# Apply in business visa category



## TAMZID (Apr 6, 2013)

Hi,
I have more than 15 years business experience (working in a multinational company engaged in manufacturing and infrastructure development through industrialization business) . 

With this experience can I apply for business visa category if I buy any share of an existing business in Australia?

If yes ,what are the criteria i have to fulfill and time frame required.

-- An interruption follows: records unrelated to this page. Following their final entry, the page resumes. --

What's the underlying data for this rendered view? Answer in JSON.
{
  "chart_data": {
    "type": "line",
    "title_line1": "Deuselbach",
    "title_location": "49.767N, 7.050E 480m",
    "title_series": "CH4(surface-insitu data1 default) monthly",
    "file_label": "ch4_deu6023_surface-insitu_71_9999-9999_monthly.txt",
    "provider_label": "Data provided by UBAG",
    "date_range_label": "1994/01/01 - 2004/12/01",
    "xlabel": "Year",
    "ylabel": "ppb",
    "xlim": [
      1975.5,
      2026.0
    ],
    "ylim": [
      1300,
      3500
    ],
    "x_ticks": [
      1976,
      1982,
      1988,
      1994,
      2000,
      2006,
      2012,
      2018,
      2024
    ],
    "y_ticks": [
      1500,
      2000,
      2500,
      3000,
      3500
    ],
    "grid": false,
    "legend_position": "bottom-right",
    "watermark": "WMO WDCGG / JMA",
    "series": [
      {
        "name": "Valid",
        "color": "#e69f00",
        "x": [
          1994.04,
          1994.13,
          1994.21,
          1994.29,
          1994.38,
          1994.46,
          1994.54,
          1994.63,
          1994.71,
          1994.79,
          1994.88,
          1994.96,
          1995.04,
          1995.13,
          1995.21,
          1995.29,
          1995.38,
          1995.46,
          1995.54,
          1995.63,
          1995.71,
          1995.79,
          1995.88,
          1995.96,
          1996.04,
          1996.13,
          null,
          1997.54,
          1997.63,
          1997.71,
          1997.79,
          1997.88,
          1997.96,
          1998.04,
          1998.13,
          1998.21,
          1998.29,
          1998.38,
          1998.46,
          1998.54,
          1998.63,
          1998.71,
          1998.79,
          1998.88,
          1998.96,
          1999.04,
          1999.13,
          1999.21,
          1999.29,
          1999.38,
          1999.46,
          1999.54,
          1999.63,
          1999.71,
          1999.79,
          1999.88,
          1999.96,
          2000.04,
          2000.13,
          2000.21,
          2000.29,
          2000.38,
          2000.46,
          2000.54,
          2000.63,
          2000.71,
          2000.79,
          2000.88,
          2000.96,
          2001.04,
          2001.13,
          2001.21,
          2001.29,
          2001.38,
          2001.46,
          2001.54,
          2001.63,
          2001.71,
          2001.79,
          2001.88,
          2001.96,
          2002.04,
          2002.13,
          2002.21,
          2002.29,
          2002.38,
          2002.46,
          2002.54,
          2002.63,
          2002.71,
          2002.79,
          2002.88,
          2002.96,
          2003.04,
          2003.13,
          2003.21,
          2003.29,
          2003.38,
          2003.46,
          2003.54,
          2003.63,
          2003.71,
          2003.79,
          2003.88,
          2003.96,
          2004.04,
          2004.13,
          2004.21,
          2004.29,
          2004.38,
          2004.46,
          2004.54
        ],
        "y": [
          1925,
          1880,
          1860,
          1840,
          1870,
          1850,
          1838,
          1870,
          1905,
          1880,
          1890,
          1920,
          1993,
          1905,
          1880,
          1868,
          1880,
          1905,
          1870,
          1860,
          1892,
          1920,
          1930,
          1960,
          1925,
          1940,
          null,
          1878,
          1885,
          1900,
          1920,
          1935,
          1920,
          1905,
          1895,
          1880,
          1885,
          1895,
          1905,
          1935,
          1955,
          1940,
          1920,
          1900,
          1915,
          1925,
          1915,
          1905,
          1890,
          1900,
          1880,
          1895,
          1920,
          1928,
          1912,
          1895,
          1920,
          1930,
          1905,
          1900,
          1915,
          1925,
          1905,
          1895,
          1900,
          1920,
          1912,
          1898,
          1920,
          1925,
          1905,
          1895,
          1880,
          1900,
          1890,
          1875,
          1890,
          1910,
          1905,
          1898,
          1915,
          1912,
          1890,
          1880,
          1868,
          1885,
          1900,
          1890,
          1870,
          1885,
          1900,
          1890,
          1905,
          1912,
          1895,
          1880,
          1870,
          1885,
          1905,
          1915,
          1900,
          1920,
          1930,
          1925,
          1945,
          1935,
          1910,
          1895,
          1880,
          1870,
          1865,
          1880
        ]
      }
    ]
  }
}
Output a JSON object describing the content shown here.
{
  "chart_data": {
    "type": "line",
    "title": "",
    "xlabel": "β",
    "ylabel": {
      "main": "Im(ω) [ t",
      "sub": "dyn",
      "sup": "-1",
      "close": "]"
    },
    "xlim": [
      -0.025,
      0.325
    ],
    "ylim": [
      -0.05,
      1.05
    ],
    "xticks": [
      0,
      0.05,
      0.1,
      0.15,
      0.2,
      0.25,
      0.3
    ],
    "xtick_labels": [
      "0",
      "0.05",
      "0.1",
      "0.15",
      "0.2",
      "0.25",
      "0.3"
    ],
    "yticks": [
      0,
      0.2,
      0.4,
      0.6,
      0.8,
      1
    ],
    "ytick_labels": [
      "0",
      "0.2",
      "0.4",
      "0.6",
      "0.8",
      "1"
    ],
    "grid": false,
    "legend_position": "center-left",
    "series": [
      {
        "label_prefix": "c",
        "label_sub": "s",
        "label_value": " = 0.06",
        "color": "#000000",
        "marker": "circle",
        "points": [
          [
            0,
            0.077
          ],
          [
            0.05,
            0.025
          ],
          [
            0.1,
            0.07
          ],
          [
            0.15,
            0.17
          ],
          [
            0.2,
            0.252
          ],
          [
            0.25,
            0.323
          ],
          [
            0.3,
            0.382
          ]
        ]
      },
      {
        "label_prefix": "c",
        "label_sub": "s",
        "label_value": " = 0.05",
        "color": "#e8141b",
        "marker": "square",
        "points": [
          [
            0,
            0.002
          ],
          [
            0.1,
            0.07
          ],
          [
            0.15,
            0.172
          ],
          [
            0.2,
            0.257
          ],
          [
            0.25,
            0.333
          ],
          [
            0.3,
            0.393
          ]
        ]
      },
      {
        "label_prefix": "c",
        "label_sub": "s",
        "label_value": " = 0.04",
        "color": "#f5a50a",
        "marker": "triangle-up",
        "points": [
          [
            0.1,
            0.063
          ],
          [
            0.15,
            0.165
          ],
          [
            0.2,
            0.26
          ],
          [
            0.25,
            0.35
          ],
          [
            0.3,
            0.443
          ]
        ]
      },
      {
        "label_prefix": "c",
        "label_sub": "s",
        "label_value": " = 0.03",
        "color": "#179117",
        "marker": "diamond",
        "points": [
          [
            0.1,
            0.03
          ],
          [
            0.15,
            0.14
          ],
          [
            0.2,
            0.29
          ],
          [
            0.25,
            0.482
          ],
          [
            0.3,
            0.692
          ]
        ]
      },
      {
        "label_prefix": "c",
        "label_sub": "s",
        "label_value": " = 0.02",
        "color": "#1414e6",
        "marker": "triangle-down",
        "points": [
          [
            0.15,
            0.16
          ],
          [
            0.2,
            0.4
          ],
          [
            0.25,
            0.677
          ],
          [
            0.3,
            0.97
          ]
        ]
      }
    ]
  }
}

Would appreciate a feedback and advice.


----------



## aussiesteve (Mar 16, 2012)

TAMZID said:


> Hi,
> I have more than 15 years business experience (working in a multinational company engaged in manufacturing and infrastructure development through industrialization business) .
> 
> With this experience can I apply for business visa category if I buy any share of an existing business in Australia?
> ...


Hi some of these business visas have been withdrawn. I am not sure what has replaced them. I do know that they did require an investment of AUD $1,500,000


----------



## TAMZID (Apr 6, 2013)

What about 188(A) State Nominated Business Innovation (Provisional) visa


----------



## aussiesteve (Mar 16, 2012)

TAMZID said:


> What about 188(A) State Nominated Business Innovation (Provisional) visa


Hi TAMZID
They are still open but are state sponsored, you have to put in an EOI after you have checked you are eligible. Follow this link for more info.
http://www.immi.gov.au/Visas/Pages/188.aspx


----------